A Lee Foundation-linked company has sold a row of four freehold conservation shophouses along Outram Road for S$23.8 million to construction and property group Chiu Teng.
In another deal, a pair of adjoining shophouses at 277 and 279 New Bridge Road – where Korean BBQ and steamboat restaurant Manbok operates on the ground floor – was sold for S$14.5 million.
The freehold, four-storey shophouses, which are on a single land lot and have a total gross floor area (GFA) of around 7,450 sq ft, are being sold by ACT Holdings.
The buyer is understood to be a company linked to Singapore-based SilkRoad Property Partners, a property investment management company set up in 2012 by the former AEW Asia senior management team led by Peter Wittendorp.
Along Boat Quay, two next-door shophouses are changing hands in two separate deals.
No 54 Boat Quay is being sold for S$12.9 million by a company that is part of the Chua Chuan Leong Group, which among other things, owns Goldbell Tower along Scotts Road; the buyer is a company indirectly owned by Tai Tak Estates Sdn Bhd. No 53 Boat Quay has fetched S$13 million; it is being sold by two individuals to a Singapore-incorporated company named Heritage Circle. Both the properties are on sites with 999-year leasehold tenure and span three levels and an attic.
In Outram Road, Chiu Teng, which is picking up four shophouses at Nos 265, 267, 269 and 271, is expected to do additions and alterations work on the four-storey property, which is zoned residential with commercial use at the first storey.
The property is in the Tiong Bahru Secondary Settlement conservation area.
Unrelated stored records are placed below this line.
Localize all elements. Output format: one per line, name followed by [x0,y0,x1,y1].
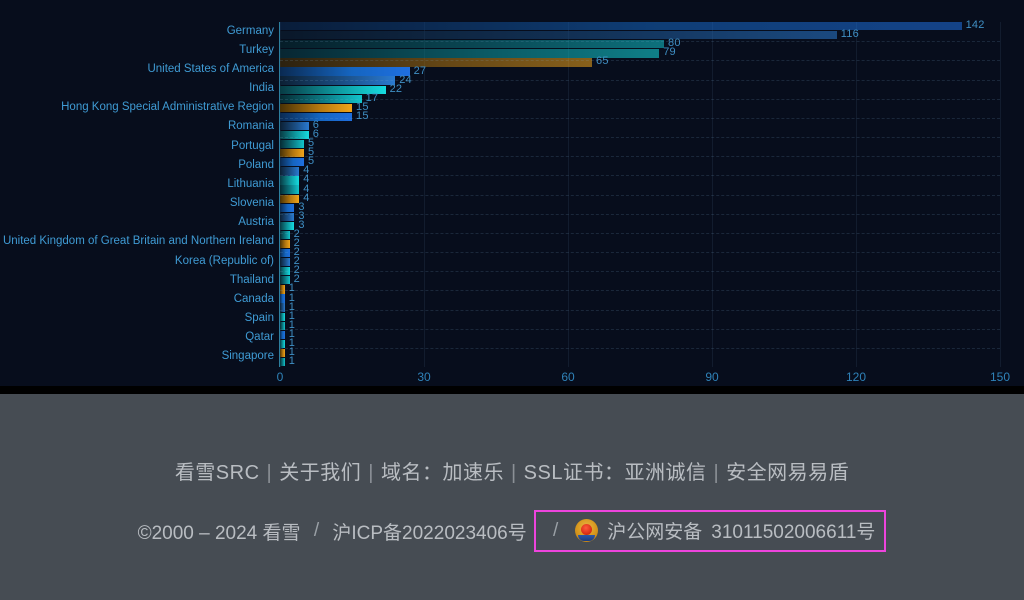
gridline-horizontal [280,79,1000,81]
footer-separator: | [266,462,273,484]
bar[interactable] [280,239,290,249]
bar[interactable] [280,167,300,176]
gridline-horizontal [280,60,1000,62]
gridline-horizontal [280,156,1000,158]
gridline-horizontal [280,213,1000,215]
category-label[interactable]: Romania [0,120,274,132]
category-label[interactable]: Hong Kong Special Administrative Region [0,101,274,113]
x-tick-label: 0 [276,370,284,384]
bar[interactable] [280,294,285,303]
gridline-horizontal [280,232,1000,234]
category-label[interactable]: Singapore [0,350,274,362]
gridline-horizontal [280,347,1000,349]
x-tick-label: 30 [417,370,431,384]
category-label[interactable]: Slovenia [0,197,274,209]
bar[interactable] [280,348,285,358]
gridline-horizontal [280,41,1000,43]
copyright-text: ©2000 – 2024 看雪 [137,522,301,544]
bar[interactable] [280,158,304,167]
gridline-horizontal [280,194,1000,196]
icp-link[interactable]: 沪ICP备2022023406号 [332,518,526,545]
category-label[interactable]: Korea (Republic of) [0,255,274,267]
category-label[interactable]: Turkey [0,44,274,56]
panel-divider [0,386,1024,394]
bar[interactable] [280,76,396,85]
bar[interactable] [280,203,295,212]
footer-link-row: 看雪SRC | 关于我们 | 域名：加速乐 | SSL证书：亚洲诚信 | 安全网易易盾 [0,456,1024,485]
chart-panel: 142 116 80 79 65 27 24 22 17 15 15 6 6 5 5 5 4 4 4 4 3 3 3 2 2 2 2… [0,0,1024,390]
beian-label[interactable]: 沪公网安备 [607,517,702,544]
gridline-vertical [1000,22,1001,367]
bar[interactable] [280,22,962,31]
chart-canvas[interactable]: 142 116 80 79 65 27 24 22 17 15 15 6 6 5 5 5 4 4 4 4 3 3 3 2 2 2 2… [0,0,1024,390]
gridline-horizontal [280,252,1000,253]
category-label[interactable]: Portugal [0,140,274,152]
x-tick-label: 90 [705,370,719,384]
bar-value-label: 15 [356,109,369,122]
beian-slash: / [553,519,559,541]
gridline-horizontal [280,98,1000,100]
bar[interactable] [280,103,352,112]
x-tick-label: 150 [989,370,1011,384]
footer-link[interactable]: 域名：加速乐 [381,462,504,484]
page-root: { "chart_data": { "type": "bar", "orient… [0,0,1024,600]
gridline-horizontal [280,271,1000,273]
category-label[interactable]: Austria [0,216,274,228]
category-label[interactable]: Thailand [0,274,274,286]
footer-separator: | [368,462,374,484]
bar[interactable] [280,221,295,230]
category-label[interactable]: Qatar [0,331,274,343]
bar-value-label: 116 [840,28,859,41]
footer-separator: | [510,462,517,484]
beian-number[interactable]: 31011502006611号 [711,517,875,544]
bar[interactable] [280,248,290,258]
footer-copyright-row: ©2000 – 2024 看雪 / 沪ICP备2022023406号 / 沪公网… [0,510,1024,552]
bar[interactable] [280,194,300,203]
footer-link[interactable]: SSL证书：亚洲诚信 [524,462,707,484]
category-label[interactable]: India [0,82,274,94]
bar-value-label: 79 [663,46,676,59]
bar-value-label: 22 [389,82,403,95]
site-footer: 看雪SRC | 关于我们 | 域名：加速乐 | SSL证书：亚洲诚信 | 安全网易易盾 ©200… [0,394,1024,600]
bar[interactable] [280,67,410,76]
x-tick-label: 120 [845,370,867,384]
category-label[interactable]: Germany [0,25,274,37]
gridline-horizontal [280,328,1000,330]
bar-value-label: 65 [596,55,609,68]
plot-area: 142 116 80 79 65 27 24 22 17 15 15 6 6 5 5 5 4 4 4 4 3 3 3 2 2 2 2… [280,19,1001,368]
bar[interactable] [280,121,309,131]
bar-value-label: 142 [965,19,985,32]
gridline-horizontal [280,117,1000,119]
bar[interactable] [280,185,300,194]
footer-link[interactable]: 关于我们 [279,462,361,484]
bar[interactable] [280,357,285,367]
category-label[interactable]: United Kingdom of Great Britain and Nort… [0,235,274,247]
bar[interactable] [280,330,285,339]
footer-link[interactable]: 安全网易易盾 [726,462,849,484]
category-axis: Germany Turkey United States of America Ind… [0,22,274,367]
bar[interactable] [280,140,304,149]
bar-value-label: 27 [413,64,427,77]
bar[interactable] [280,176,300,185]
police-badge-icon [575,519,599,542]
category-label[interactable]: Lithuania [0,178,274,190]
bar-value-label: 1 [288,355,296,368]
bar[interactable] [280,339,285,349]
category-label[interactable]: Poland [0,159,274,171]
beian-highlight-box: / 沪公网安备 31011502006611号 [534,510,887,552]
bar[interactable] [280,258,290,267]
gridline-horizontal [280,137,1000,138]
category-label[interactable]: Canada [0,293,274,305]
category-label[interactable]: Spain [0,312,274,324]
gridline-horizontal [280,309,1000,311]
bar[interactable] [280,31,837,40]
gridline-horizontal [280,290,1000,292]
footer-link[interactable]: 看雪SRC [175,462,260,484]
category-label[interactable]: United States of America [0,63,274,75]
bar[interactable] [280,312,285,321]
x-tick-label: 60 [561,370,575,384]
gridline-horizontal [280,175,1000,177]
copyright-slash: / [313,520,320,541]
footer-separator: | [713,462,720,484]
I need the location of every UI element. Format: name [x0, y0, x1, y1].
Chiu Teng’s price reflects S$1,482 per square foot based on the existing GFA of 16,061 sq ft. There is potential to increase this space by 2,314 sq ft to reach the maximum 18,375 sq ft allowed, based on the 3.0 plot ratio indicated for the 6,125 sq ft site in the Urban Redevelopment Authority’d (URA) Master Plan 2014.
The properties are understood to be more than 50 years old although they have been spruced up. Chiu Teng’s price reflects about 3 per cent gross yield based on the asset’s current rental income. All four retail units at street level as well as 10 of the 12 apartments above have been leased.
Most of the leases run out in the the first and second quarters of next year which would make it timely for the buyer to embark on a major refurbishment of the asset.
The residential component may be reconfigured into smaller units and installing a lift would improve their rental demand.
In addition, the property’s proximity to the popular Tiong Bahru area means it is in a very leasable location for either rental apartments or potentially serviced apartments.
The ground-floor units can also be spruced up and leased to upmarket eateries.
Pulau Properties, which is selling the shophouses, is owned by the Lee Foundation and members of the Lee family.
In September, a fully-owned unit of Lee Rubber, which is also controlled by the Lee family, sold a standalone block of 11 adjoining shophouses in Lavender Street for nearly S$55.56 million. In that deal, the Lee Rubber subsidiary carved out a 99-year leasehold interest for the buyer, Broadway Textile.